Patricia Lajoie, présidente du Syndicat des professionnelles en soins du CIUSSS de la Capitale-Nationale

Patricia Lajoie, présidente du Syndicat des professionnelles en soins du CIUSSS de la Capitale-Nationale

Photo : Radio-Canada

Agir plus tôt

Une autre employée à qui nous avons donné le nom fictif de Suzie affirme qu'au cours des 10 derniers jours, au moins quatre patients qui présentaient des symptômes de la COVID-19 sont morts avant d'être testés.

Bien qu'il soit impossible de dire qu'ils avaient effectivement la maladie ou non, Suzie n'hésite pas à dire qu'il s'agit de négligence. S'il y avait quelque chose à faire, il aurait fallu le faire plus tôt, se désole-t-elle.

À savoir si le personnel soignant aurait dû être équipé de visières, la Syndicat des professionnelles en soins du CIUSSS reste prudent, sachant que le matériel de protection est précieux et qu'il faut à tout prix éviter des pénuries.

Il faut vraiment suivre les directives de la santé publique dans ces cas-là. Dépendamment de la gravité des symptômes, c'est ça qui va dire quel équipement il faut.

Patricia Lajoie, présidente du Syndicat des professionnelles en soins du CIUSSS de la Capitale-Nationale

Pour sa part, Johanne n'en démord pas : Ça prend plus que les précautions normales qu'on met pour l'influenza ou pour la gastro.

Elle est également convaincue que le bilan ne serait pas aussi lourd si le taureau avait été pris par les cornes dès le départ.

Ne pas avoir fait ça, ça nous a exposés, tout le monde [...] Ça me fait de la peine pour les patients et mes collègues.

Johanne (nom fictif), employée de l'unité des soins palliatifs à l'hôpital Jeffery Hale

Du dépistage a été fait

Par courriel, le CIUSSS de la Capitale-Nationale soutient que dès l'éclosion du premier cas de COVID-19 chez un employé, les patients qui présentaient des symptômes ont été dépistés rapidement, sauf pour ceux sont la fin de vie était imminente.

Dans ces cas, la décision revient à un médecin de déterminer si les symptômes de fièvre et de difficultés respiratoires sont attribuables à une infection ou au décès imminent, précise le directeur adjoint des communications, Vincent Lamontagne.

Il indique aussi qu'au même moment, l'unité des soins palliatifs était sous le coup de strictes mesures de contrôle des infections puisqu'une éclosion de symptômes d'allures grippaux y sévissait depuis quelques jours.

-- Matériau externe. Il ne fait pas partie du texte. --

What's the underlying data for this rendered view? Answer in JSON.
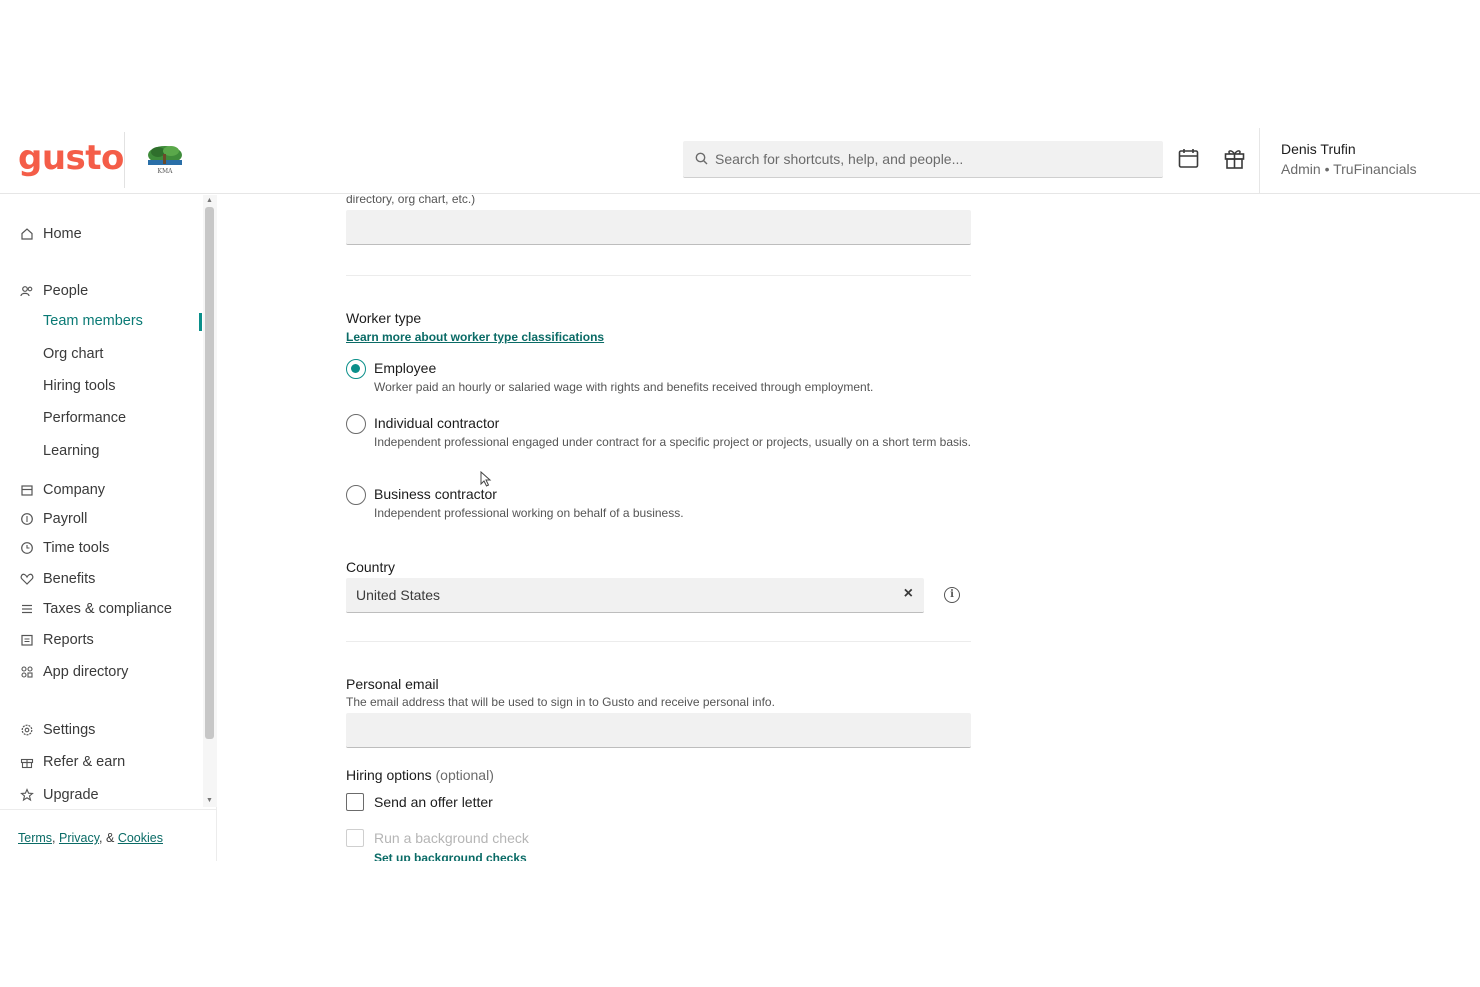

Quant aux allées et venues des visiteurs, le CIUSSS maintient qu'il applique les directives du gouvernement depuis le début de la crise. Radio-Canada n'a pas été en mesure de savoir quelles mesures additionnelles ont été mises en place le 30 mars pour limiter les visites à l'unité des soins palliatifs.

Toutefois, des équipes de soins et d'entretien sont maintenant dédiées à cette unité. Elles ne circulent donc pas sur d'autres étages afin de limiter les risques de contamination.